Most mentors serve 2 rounds of duty before moving on. I think I’m on my 5th round now.
It’s so enjoyable helping someone that really wants to be helped. I’m always happy if I can leverage 5 minutes of my time to save a bootcamper several hours of frustration.
Fielding n00bs’ questions, working with them on their tasks, and coordinating with them to choose a team keeps me up to date on what’s changing across the org and what challenges other teams are tackling.
Dealing with bootcampers inspires me to reflect on facebook as on organization as well as on my own contributions. I always find that I gain clarity over an issue when forced to explain it to others. Repeatedly introducing n00bs to our company and fielding their myriad questions often provides surprising and unexpected personal insight. The exercise of trying to evaluate the strengths and weaknesses of a n00b and their performance also helps me examine my own strengths and weaknesses and how my actions may be perceived by others.
I also love how many more engineers I manage to meet. When they move on to other teams it’s invaluable to maintain those connections so I can communicate across silos. When I do it right I cultivate reciprocal good will from my bootcampers, and having the right working relationships with future experts across the code base is incredibly useful in a company that moves as fast as ours and leaves very little documentation in its wake.

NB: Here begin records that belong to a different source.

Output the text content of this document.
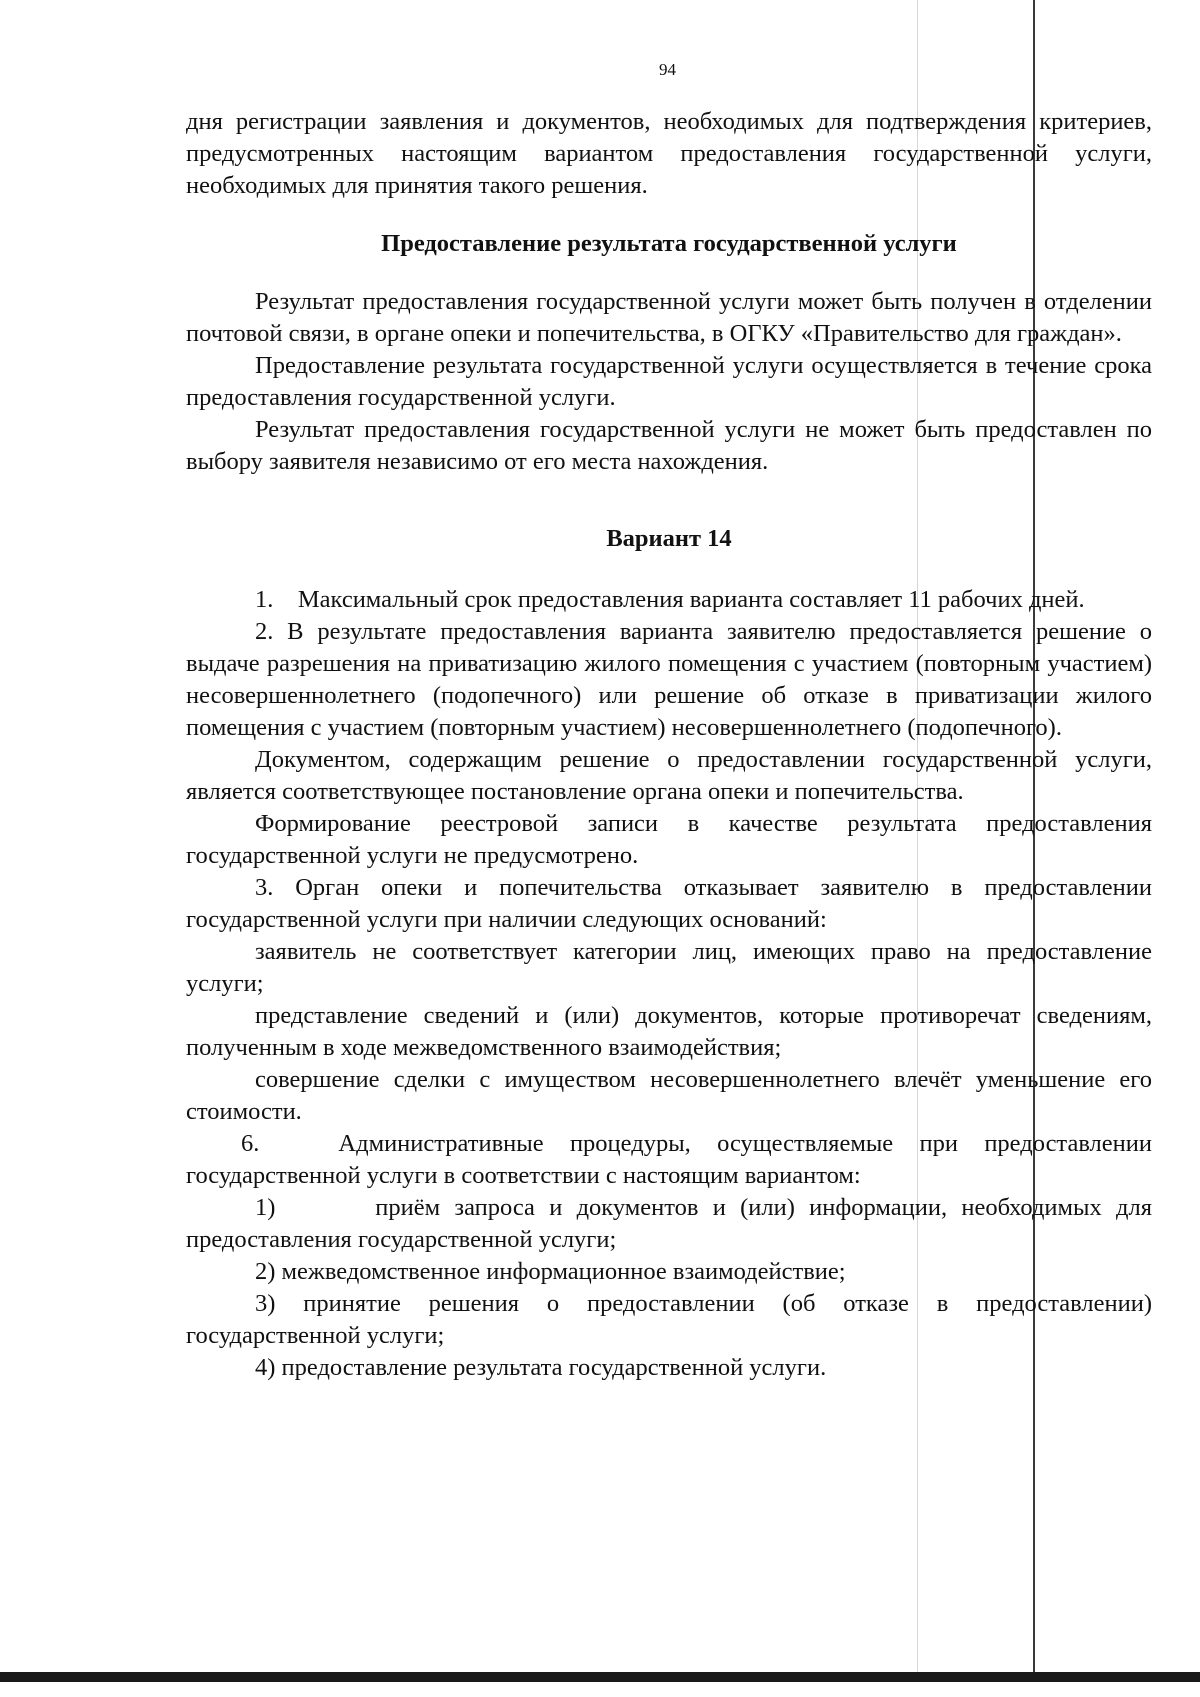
94

дня регистрации заявления и документов, необходимых для подтверждения критериев, предусмотренных настоящим вариантом предоставления государственной услуги, необходимых для принятия такого решения.

Предоставление результата государственной услуги

Результат предоставления государственной услуги может быть получен в отделении почтовой связи, в органе опеки и попечительства, в ОГКУ «Правительство для граждан».

Предоставление результата государственной услуги осуществляется в течение срока предоставления государственной услуги.

Результат предоставления государственной услуги не может быть предоставлен по выбору заявителя независимо от его места нахождения.

Вариант 14

1.    Максимальный срок предоставления варианта составляет 11 рабочих дней.

2. В результате предоставления варианта заявителю предоставляется решение о выдаче разрешения на приватизацию жилого помещения с участием (повторным участием) несовершеннолетнего (подопечного) или решение об отказе в приватизации жилого помещения с участием (повторным участием) несовершеннолетнего (подопечного).

Документом, содержащим решение о предоставлении государственной услуги, является соответствующее постановление органа опеки и попечительства.

Формирование реестровой записи в качестве результата предоставления государственной услуги не предусмотрено.

3. Орган опеки и попечительства отказывает заявителю в предоставлении государственной услуги при наличии следующих оснований:

заявитель не соответствует категории лиц, имеющих право на предоставление услуги;

представление сведений и (или) документов, которые противоречат сведениям, полученным в ходе межведомственного взаимодействия;

совершение сделки с имуществом несовершеннолетнего влечёт уменьшение его стоимости.

6.   Административные процедуры, осуществляемые при предоставлении государственной услуги в соответствии с настоящим вариантом:

1)       приём запроса и документов и (или) информации, необходимых для предоставления государственной услуги;

2) межведомственное информационное взаимодействие;

3) принятие решения о предоставлении (об отказе в предоставлении) государственной услуги;

4) предоставление результата государственной услуги.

I notice that oftentimes when eating lunch or dinner my current/former bootcampers will feel free to come and join me and I love that I’ve established that level of ongoing familiarity and friendship with so many additional fellow coworkers.

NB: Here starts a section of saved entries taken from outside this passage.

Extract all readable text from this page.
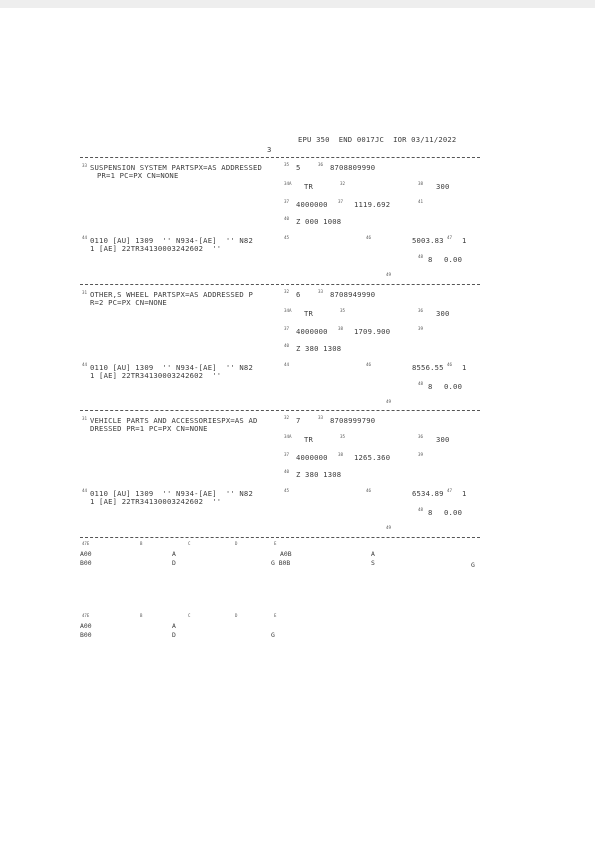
3
EPU 350  END 0017JC  IOR 03/11/2022
33 SUSPENSION SYSTEM PARTSPX=AS ADDRESSED
PR=1 PC=PX CN=NONE
35 5	36 8708809990
34A TR	32	38 300
37 4000000 37 1119.692	41
40 Z 000 1008
44 0110 [AU] 1309  '' N934-[AE]  '' N82
1 [AE] 22TR34130003242602  ''
45	46	5003.83 47 1
48 8 0.00
49
31 OTHER,S WHEEL PARTSPX=AS ADDRESSED P
R=2 PC=PX CN=NONE
32 6	33 8708949990
34A TR	35	36 300
37 4000000 38 1709.900	39
40 Z 380 1308
44 0110 [AU] 1309  '' N934-[AE]  '' N82
1 [AE] 22TR34130003242602  ''
44	46	8556.55 46 1
48 8 0.00
49
31 VEHICLE PARTS AND ACCESSORIESPX=AS AD
DRESSED PR=1 PC=PX CN=NONE
32 7	33 8708999790
34A TR	35	36 300
37 4000000 38 1265.360	39
40 Z 380 1308
44 0110 [AU] 1309  '' N934-[AE]  '' N82
1 [AE] 22TR34130003242602  ''
45	46	6534.89 47 1
48 8 0.00
49
47E	B	C	D	E
A00	A	A0B	A
B00	D	G B0B	S	G
47E	B	C	D	E
A00	A
B00	D	G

As someone who loves Facebook, I, of course, want more ownership and control over steering our product, codebase, and culture in the “right” direction (as I see it). Bootcamp empowers me to give a lot of the “first impressions” about facebook and how we operate and I enjoy working on the nuance of that opportunity and refining my message so that our engineers leave bootcamp thrilled and energized to be working here.
Finally, bootcamp has given me a greater glimpse into some of the motivations, priorities, and concerns of management which, as an employee, is highly interesting, at the very least.